# Extrema Update



## Guest (Jun 5, 2004)

Hey everyone, just an update on the new favorite gun in my collection. I've put close to 12 boxes through my new extrema. Talk about a break in period!!!!! Lots of shells before it has been performing flawlessly. This is the best shotgun I could've boughten for the cheap price tag of under $1000. I'm gonna sell the rest of my shotguns and just buy one more of these, now in the Max 4 camo!!!


----------



## Canada_Hunter (Mar 21, 2004)

are u dealing drug???  you seem to have alot of money!!!just kidding


----------



## Militant_Tiger (Feb 23, 2004)

as opposed to a citori? jeeze man 1000 bucks is like not pocket change


----------



## Guest (Jun 6, 2004)

I was using sarcasm!! Hence the selling all of my shotguns so I can buy another one!!! :lol: It is a sweet gun though, worth every penny!!! :wink:


----------



## Guest (Jun 11, 2004)

15 boxes through her now, after 2 cleanings right away, this gun's awesome!!! Anyone else have one??


----------



## hunten_66 (Sep 28, 2004)

i got an extrema on the 24th the day before waterfowl opener. shot it on the opener and have never been so impressed with a guns performance that is brand new have ran only like 3 or 4 boxes through it sine i got it but am loving it !!!!


----------



## Remmi_&amp;_I (Dec 2, 2003)

I'd consider it if it was wood-grain ! Just love the look of a traditional wood gun still!


----------



## hunten_66 (Sep 28, 2004)

well i understand what u mean i was thinkin about getting a shotgun that was a 3 and a half and had a wood stock option the ones that i considered was the SBE or the franci or even maybe the 11-87 but i looked at reviews and found them to be really helpful on my decision adn also i asked people that i knew that had the other shotguns and they said they were having problems with weight and shell ejection so i decided i would try something new so i can tell those that have any questions what my experience is with the gun


----------



## Guest (Oct 8, 2004)

Whatever guys, WE'VE hunted across the upper midwest with OURS, and yes, they've performed FLAWLESSLY!!!! Over 50,000 rounds through mine now, less that 1200 through the Girlfriends, but hers is a 2005 model, mine's a 2004 and has had a little worse sand damage to it in the southern NoDak range after a good6 weeks of no cleaning!! Another week of swamp jumping in WI, I'm lucky it even shucks shells!!! Only time will tell, guess I'm GB3 testing my gun!!!! :eyeroll: Not even close!!! :lol: More like #1 Testin'!!! 8)


----------



## Remmi_&amp;_I (Dec 2, 2003)

But has it hit anything??? :rollin:


----------



## scauphunter73 (Sep 23, 2004)

I'm on my second season with mine, never failed yet.
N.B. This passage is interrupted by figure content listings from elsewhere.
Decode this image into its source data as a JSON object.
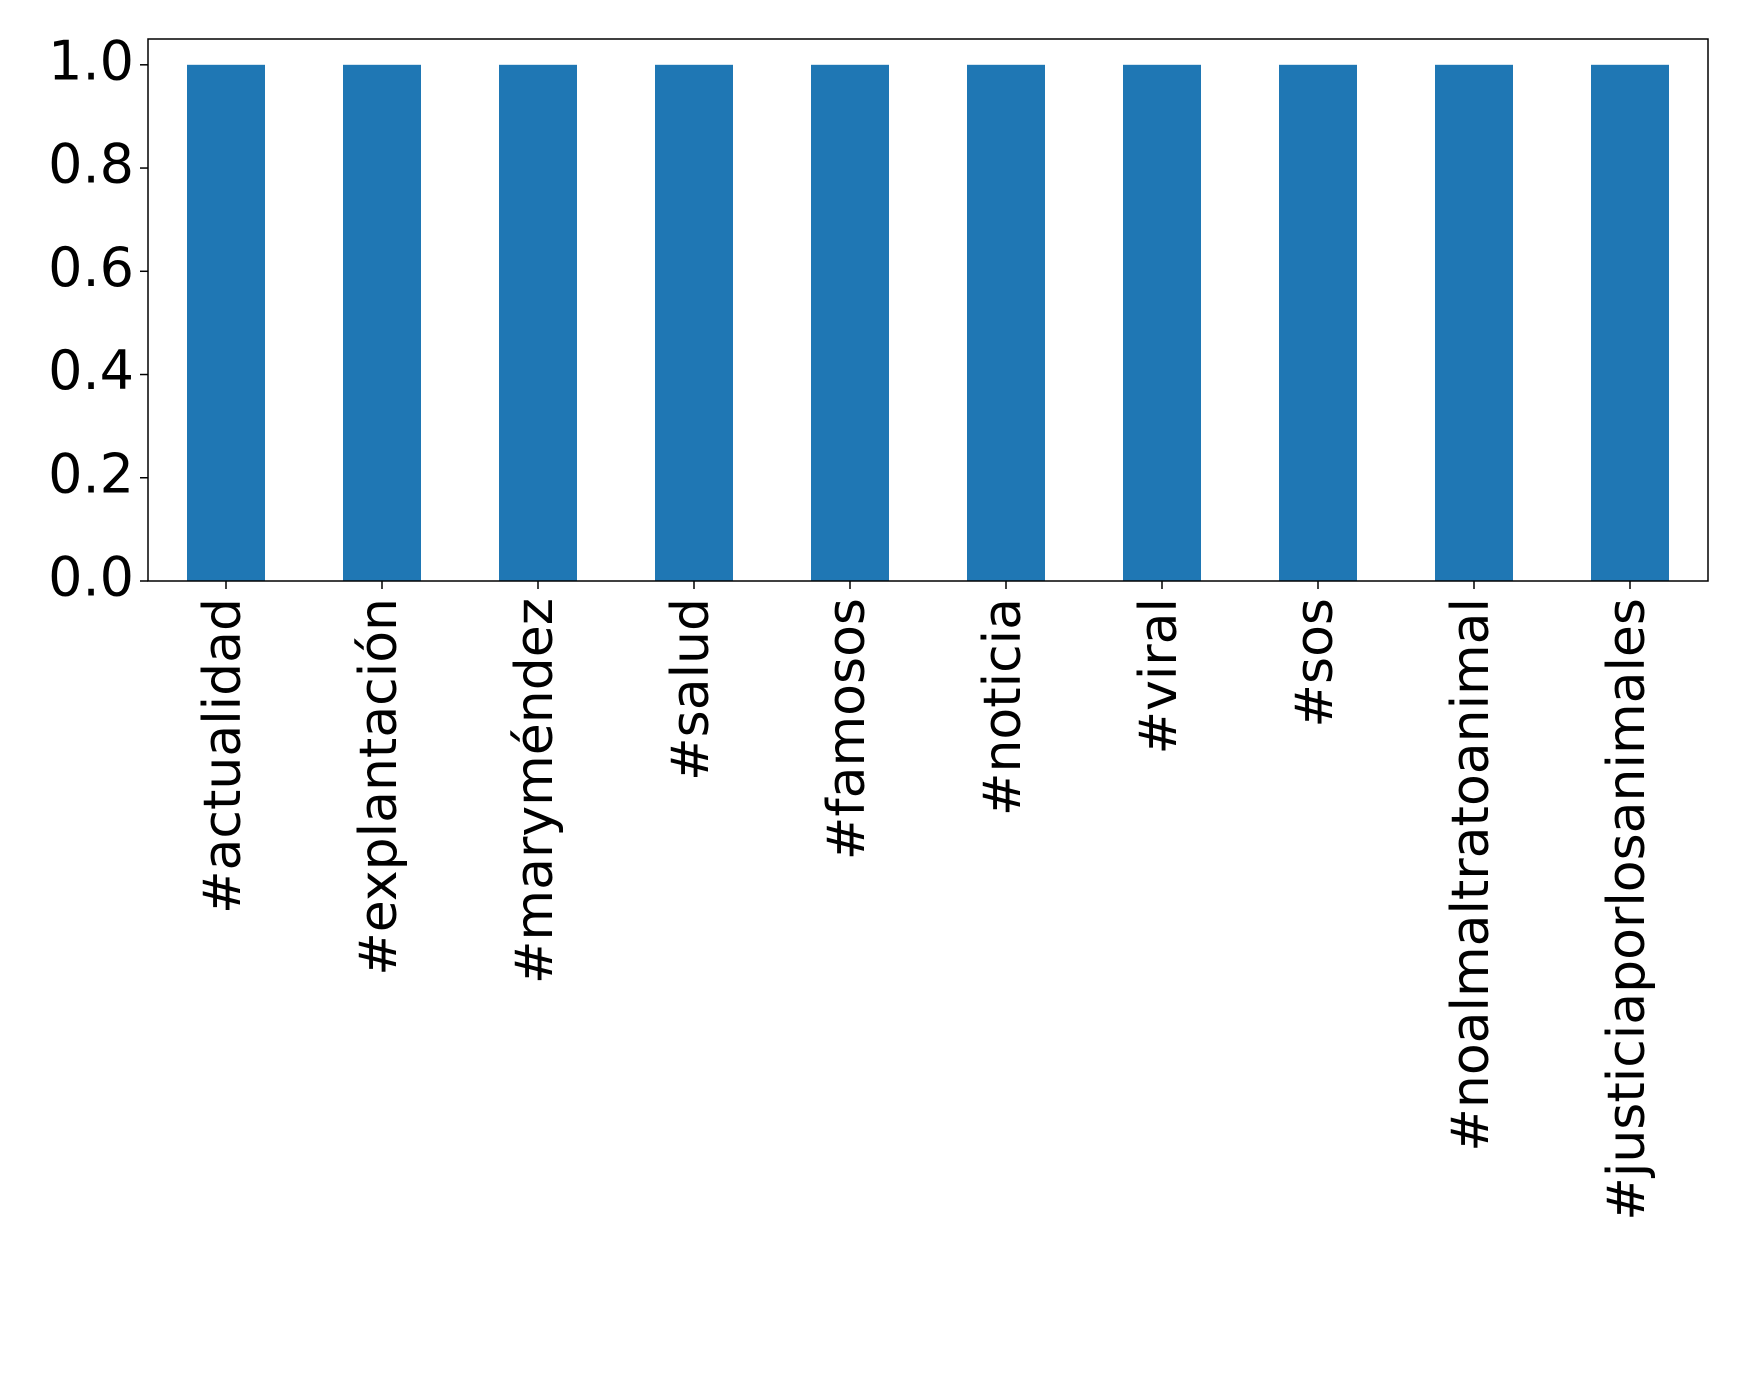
{
  "chart_data": {
    "type": "bar",
    "categories": [
      "#actualidad",
      "#explantación",
      "#maryméndez",
      "#salud",
      "#famosos",
      "#noticia",
      "#viral",
      "#sos",
      "#noalmaltratoanimal",
      "#justiciaporlosanimales"
    ],
    "values": [
      1,
      1,
      1,
      1,
      1,
      1,
      1,
      1,
      1,
      1
    ],
    "color": "#1f77b4",
    "ylim": [
      0,
      1.05
    ],
    "yticks": [
      {
        "value": 0,
        "label": "0.0"
      },
      0.2,
      0.4,
      0.6,
      0.8,
      {
        "value": 1,
        "label": "1.0"
      }
    ],
    "grid": false
  }
}
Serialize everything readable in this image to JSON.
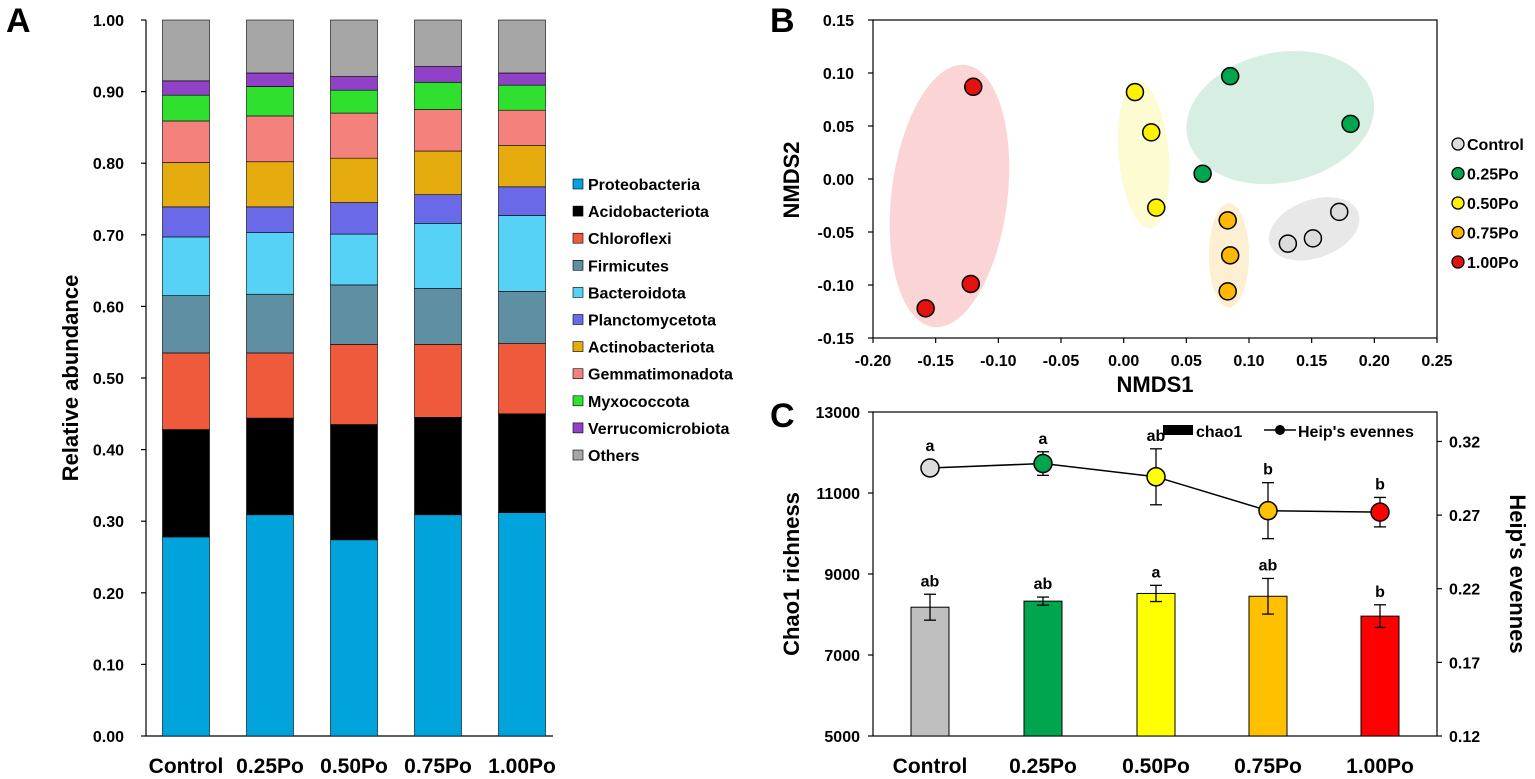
{
  "chart_data": [
    {
      "panel": "A",
      "type": "bar",
      "stacked": true,
      "ylabel": "Relative abundance",
      "ylim": [
        0,
        1.0
      ],
      "yticks": [
        "0.00",
        "0.10",
        "0.20",
        "0.30",
        "0.40",
        "0.50",
        "0.60",
        "0.70",
        "0.80",
        "0.90",
        "1.00"
      ],
      "categories": [
        "Control",
        "0.25Po",
        "0.50Po",
        "0.75Po",
        "1.00Po"
      ],
      "series": [
        {
          "name": "Proteobacteria",
          "color": "#00A3DB",
          "values": [
            0.278,
            0.309,
            0.274,
            0.309,
            0.312
          ]
        },
        {
          "name": "Acidobacteriota",
          "color": "#000000",
          "values": [
            0.15,
            0.135,
            0.161,
            0.136,
            0.138
          ]
        },
        {
          "name": "Chloroflexi",
          "color": "#F05A3C",
          "values": [
            0.107,
            0.091,
            0.112,
            0.102,
            0.098
          ]
        },
        {
          "name": "Firmicutes",
          "color": "#5E8FA3",
          "values": [
            0.08,
            0.082,
            0.083,
            0.078,
            0.073
          ]
        },
        {
          "name": "Bacteroidota",
          "color": "#55D2F5",
          "values": [
            0.082,
            0.086,
            0.071,
            0.091,
            0.106
          ]
        },
        {
          "name": "Planctomycetota",
          "color": "#6A6AE8",
          "values": [
            0.042,
            0.036,
            0.044,
            0.04,
            0.04
          ]
        },
        {
          "name": "Actinobacteriota",
          "color": "#E6AC0F",
          "values": [
            0.062,
            0.063,
            0.062,
            0.061,
            0.058
          ]
        },
        {
          "name": "Gemmatimonadota",
          "color": "#F5817D",
          "values": [
            0.058,
            0.064,
            0.063,
            0.058,
            0.049
          ]
        },
        {
          "name": "Myxococcota",
          "color": "#2FE02F",
          "values": [
            0.036,
            0.041,
            0.032,
            0.038,
            0.035
          ]
        },
        {
          "name": "Verrucomicrobiota",
          "color": "#9140C8",
          "values": [
            0.02,
            0.019,
            0.019,
            0.022,
            0.017
          ]
        },
        {
          "name": "Others",
          "color": "#A6A6A6",
          "values": [
            0.085,
            0.074,
            0.079,
            0.065,
            0.074
          ]
        }
      ]
    },
    {
      "panel": "B",
      "type": "scatter",
      "xlabel": "NMDS1",
      "ylabel": "NMDS2",
      "xlim": [
        -0.2,
        0.25
      ],
      "ylim": [
        -0.15,
        0.15
      ],
      "xticks": [
        "-0.20",
        "-0.15",
        "-0.10",
        "-0.05",
        "0.00",
        "0.05",
        "0.10",
        "0.15",
        "0.20",
        "0.25"
      ],
      "yticks": [
        "-0.15",
        "-0.10",
        "-0.05",
        "0.00",
        "0.05",
        "0.10",
        "0.15"
      ],
      "series": [
        {
          "name": "Control",
          "color": "#DCDCDC",
          "points": [
            [
              0.172,
              -0.031
            ],
            [
              0.131,
              -0.061
            ],
            [
              0.151,
              -0.056
            ]
          ]
        },
        {
          "name": "0.25Po",
          "color": "#00A550",
          "points": [
            [
              0.085,
              0.097
            ],
            [
              0.181,
              0.052
            ],
            [
              0.063,
              0.005
            ]
          ]
        },
        {
          "name": "0.50Po",
          "color": "#FFF200",
          "points": [
            [
              0.009,
              0.082
            ],
            [
              0.022,
              0.044
            ],
            [
              0.026,
              -0.027
            ]
          ]
        },
        {
          "name": "0.75Po",
          "color": "#FFB700",
          "points": [
            [
              0.083,
              -0.039
            ],
            [
              0.085,
              -0.072
            ],
            [
              0.083,
              -0.106
            ]
          ]
        },
        {
          "name": "1.00Po",
          "color": "#E5110F",
          "points": [
            [
              -0.12,
              0.087
            ],
            [
              -0.122,
              -0.099
            ],
            [
              -0.158,
              -0.122
            ]
          ]
        }
      ]
    },
    {
      "panel": "C",
      "type": "bar",
      "categories": [
        "Control",
        "0.25Po",
        "0.50Po",
        "0.75Po",
        "1.00Po"
      ],
      "ylabel": "Chao1 richness",
      "ylim": [
        5000,
        13000
      ],
      "yticks": [
        "5000",
        "7000",
        "9000",
        "11000",
        "13000"
      ],
      "y2label": "Heip's evennes",
      "y2lim": [
        0.12,
        0.34
      ],
      "y2ticks": [
        "0.12",
        "0.17",
        "0.22",
        "0.27",
        "0.32"
      ],
      "legend": [
        "chao1",
        "Heip's evennes"
      ],
      "bars": {
        "name": "chao1",
        "values": [
          8180,
          8330,
          8520,
          8450,
          7960
        ],
        "errors": [
          320,
          100,
          200,
          440,
          280
        ],
        "colors": [
          "#BFBFBF",
          "#00A550",
          "#FFFF00",
          "#FFC000",
          "#FF0000"
        ],
        "labels": [
          "ab",
          "ab",
          "a",
          "ab",
          "b"
        ]
      },
      "line": {
        "name": "Heip's evennes",
        "values": [
          0.302,
          0.305,
          0.296,
          0.273,
          0.272
        ],
        "errors": [
          0.0,
          0.008,
          0.019,
          0.019,
          0.01
        ],
        "colors": [
          "#DCDCDC",
          "#00A550",
          "#FFFF00",
          "#FFC000",
          "#FF0000"
        ],
        "labels": [
          "a",
          "a",
          "ab",
          "b",
          "b"
        ]
      }
    }
  ],
  "panels": {
    "a": "A",
    "b": "B",
    "c": "C"
  }
}
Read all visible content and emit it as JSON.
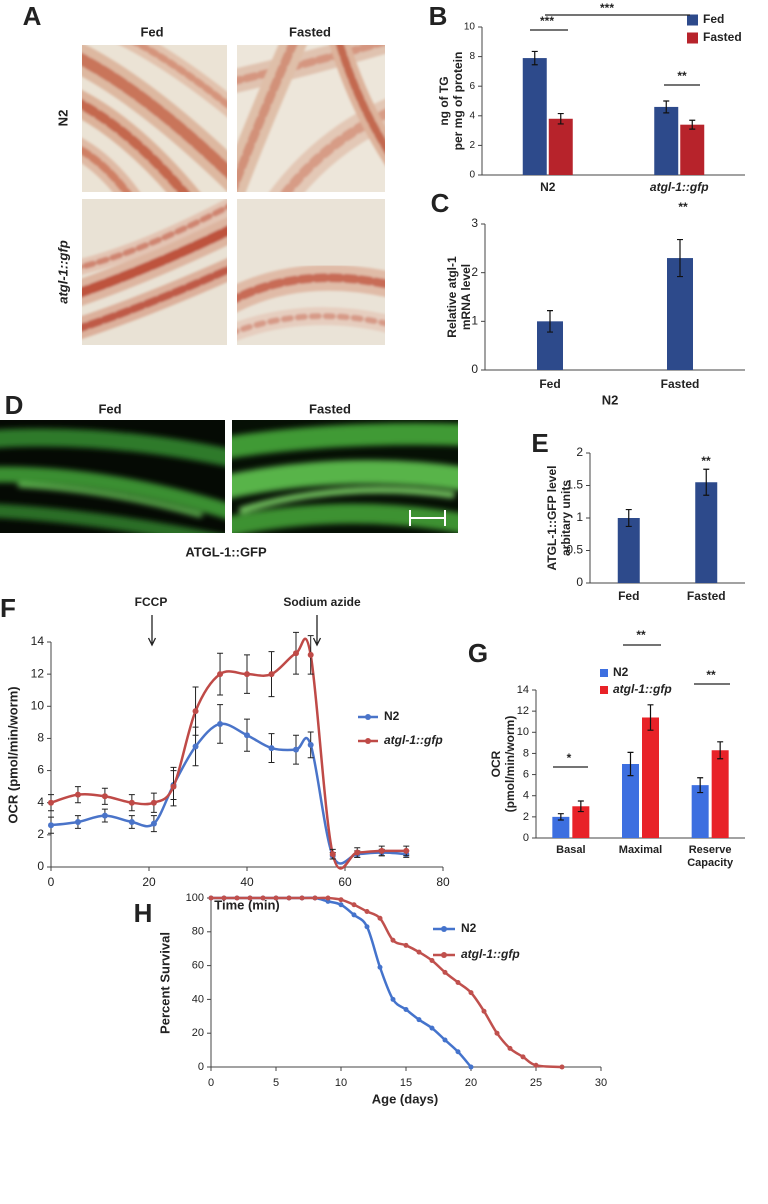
{
  "image_panels": [
    {
      "panel": "A",
      "columns": [
        "Fed",
        "Fasted"
      ],
      "rows": [
        "N2",
        "atgl-1::gfp"
      ]
    },
    {
      "panel": "D",
      "columns": [
        "Fed",
        "Fasted"
      ],
      "caption": "ATGL-1::GFP"
    }
  ],
  "chart_data": [
    {
      "panel": "B",
      "type": "bar",
      "ylabel": [
        "ng of TG",
        "per mg of protein"
      ],
      "categories": [
        "N2",
        "atgl-1::gfp"
      ],
      "series": [
        {
          "name": "Fed",
          "color": "#2d4a8b",
          "values": [
            7.9,
            4.6
          ],
          "errors": [
            0.45,
            0.4
          ]
        },
        {
          "name": "Fasted",
          "color": "#b7232b",
          "values": [
            3.8,
            3.4
          ],
          "errors": [
            0.35,
            0.3
          ]
        }
      ],
      "ylim": [
        0,
        10
      ],
      "yticks": [
        0,
        2,
        4,
        6,
        8,
        10
      ],
      "legend": "top-right",
      "annotations": [
        "***",
        "***",
        "**"
      ]
    },
    {
      "panel": "C",
      "type": "bar",
      "ylabel": [
        "Relative atgl-1",
        "mRNA level"
      ],
      "xlabel": "N2",
      "categories": [
        "Fed",
        "Fasted"
      ],
      "values": [
        1.0,
        2.3
      ],
      "errors": [
        0.22,
        0.38
      ],
      "color": "#2d4a8b",
      "ylim": [
        0,
        3
      ],
      "yticks": [
        0,
        1,
        2,
        3
      ],
      "annotations": [
        "**"
      ]
    },
    {
      "panel": "E",
      "type": "bar",
      "ylabel": [
        "ATGL-1::GFP level",
        "arbitary units"
      ],
      "categories": [
        "Fed",
        "Fasted"
      ],
      "values": [
        1.0,
        1.55
      ],
      "errors": [
        0.13,
        0.2
      ],
      "color": "#2d4a8b",
      "ylim": [
        0,
        2
      ],
      "yticks": [
        0,
        0.5,
        1,
        1.5,
        2
      ],
      "annotations": [
        "**"
      ]
    },
    {
      "panel": "F",
      "type": "line",
      "ylabel": "OCR (pmol/min/worm)",
      "xlabel": "Time (min)",
      "x": [
        0,
        5.5,
        11,
        16.5,
        21,
        25,
        29.5,
        34.5,
        40,
        45,
        50,
        53,
        57.5,
        62.5,
        67.5,
        72.5
      ],
      "series": [
        {
          "name": "N2",
          "color": "#4a74c9",
          "values": [
            2.6,
            2.8,
            3.2,
            2.8,
            2.7,
            5.1,
            7.5,
            8.9,
            8.2,
            7.4,
            7.3,
            7.6,
            0.7,
            0.8,
            0.9,
            0.8
          ],
          "errors": [
            0.5,
            0.4,
            0.4,
            0.4,
            0.5,
            0.9,
            1.2,
            1.2,
            1.0,
            0.9,
            0.9,
            0.8,
            0.2,
            0.2,
            0.2,
            0.2
          ]
        },
        {
          "name": "atgl-1::gfp",
          "color": "#bf4a47",
          "values": [
            4.0,
            4.5,
            4.4,
            4.0,
            4.0,
            5.0,
            9.7,
            12.0,
            12.0,
            12.0,
            13.3,
            13.2,
            0.8,
            0.9,
            1.0,
            1.0
          ],
          "errors": [
            0.5,
            0.5,
            0.5,
            0.5,
            0.6,
            1.2,
            1.5,
            1.3,
            1.2,
            1.4,
            1.3,
            1.2,
            0.3,
            0.3,
            0.3,
            0.3
          ]
        }
      ],
      "xlim": [
        0,
        80
      ],
      "xticks": [
        0,
        20,
        40,
        60,
        80
      ],
      "ylim": [
        0,
        14
      ],
      "yticks": [
        0,
        2,
        4,
        6,
        8,
        10,
        12,
        14
      ],
      "legend": "right",
      "annotations": [
        "FCCP",
        "Sodium azide"
      ]
    },
    {
      "panel": "G",
      "type": "bar",
      "ylabel": [
        "OCR",
        "(pmol/min/worm)"
      ],
      "categories": [
        "Basal",
        "Maximal",
        "Reserve Capacity"
      ],
      "series": [
        {
          "name": "N2",
          "color": "#3d6fe0",
          "values": [
            2.0,
            7.0,
            5.0
          ],
          "errors": [
            0.3,
            1.1,
            0.7
          ]
        },
        {
          "name": "atgl-1::gfp",
          "color": "#e82228",
          "values": [
            3.0,
            11.4,
            8.3
          ],
          "errors": [
            0.5,
            1.2,
            0.8
          ]
        }
      ],
      "ylim": [
        0,
        14
      ],
      "yticks": [
        0,
        2,
        4,
        6,
        8,
        10,
        12,
        14
      ],
      "legend": "top-right",
      "annotations": [
        "*",
        "**",
        "**"
      ]
    },
    {
      "panel": "H",
      "type": "line",
      "ylabel": "Percent Survival",
      "xlabel": "Age (days)",
      "series": [
        {
          "name": "N2",
          "color": "#4473cc",
          "x": [
            0,
            1,
            2,
            3,
            4,
            5,
            6,
            7,
            8,
            9,
            10,
            11,
            12,
            13,
            14,
            15,
            16,
            17,
            18,
            19,
            20
          ],
          "values": [
            100,
            100,
            100,
            100,
            100,
            100,
            100,
            100,
            100,
            98,
            96,
            90,
            83,
            59,
            40,
            34,
            28,
            23,
            16,
            9,
            0
          ]
        },
        {
          "name": "atgl-1::gfp",
          "color": "#c0504d",
          "x": [
            0,
            1,
            2,
            3,
            4,
            5,
            6,
            7,
            8,
            9,
            10,
            11,
            12,
            13,
            14,
            15,
            16,
            17,
            18,
            19,
            20,
            21,
            22,
            23,
            24,
            25,
            27
          ],
          "values": [
            100,
            100,
            100,
            100,
            100,
            100,
            100,
            100,
            100,
            100,
            99,
            96,
            92,
            88,
            75,
            72,
            68,
            63,
            56,
            50,
            44,
            33,
            20,
            11,
            6,
            1,
            0
          ]
        }
      ],
      "xlim": [
        0,
        30
      ],
      "xticks": [
        0,
        5,
        10,
        15,
        20,
        25,
        30
      ],
      "ylim": [
        0,
        100
      ],
      "yticks": [
        0,
        20,
        40,
        60,
        80,
        100
      ],
      "legend": "top-right"
    }
  ]
}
Doesn't matter what ammo you feed it, light trap to 3.5". Last summer I shot sporting clays and trap with it, well over 5000 reloaded rounds, it jamed once because I reloaded a shell I shouldn't have (it was squished). I love it! Worth every penny. I laugh when I see the new SBE priced higher.


----------



## Ryan_Todd (Apr 11, 2004)

if my calculations are correct. that would be $20,000 worth of steel at $10 a box. i hope your not shooting shells that cost $20 a box.


----------



## Shu (Oct 21, 2003)

that's a lot of leafless gutters to install


----------



## Ryan_Todd (Apr 11, 2004)

:rollin: #1 leaf gutter installer.


----------



## mallardhunter (May 15, 2004)

I have one and it works great for everything. :beer:


----------



## hunten_66 (Sep 28, 2004)

i agree i am here in crookston MN and today i shot clays and ducks with it and havent cleaned it yet still works


----------



## dakotashooter2 (Oct 31, 2003)

Not only that Ryan but if he is shooting even 25% that means he has been able to eat 2 birds PER DAY for the last 17 years.


----------



## Ryan_Todd (Apr 11, 2004)

thats true. that would be some expensive meat.


----------



## Remmi_&amp;_I (Dec 2, 2003)

:eyeroll: :eyeroll: :eyeroll: :eyeroll: :eyeroll: :eyeroll:


----------



## Remmi_&amp;_I (Dec 2, 2003)

My buddy bought an extrema last monday. Took it out and shot some clay pigeons with it and used heavy load 3.5" to start. It didn't cycle very well and after watching it cycle poorly this weekend he has decided to take it back for AL391 Teknys.


----------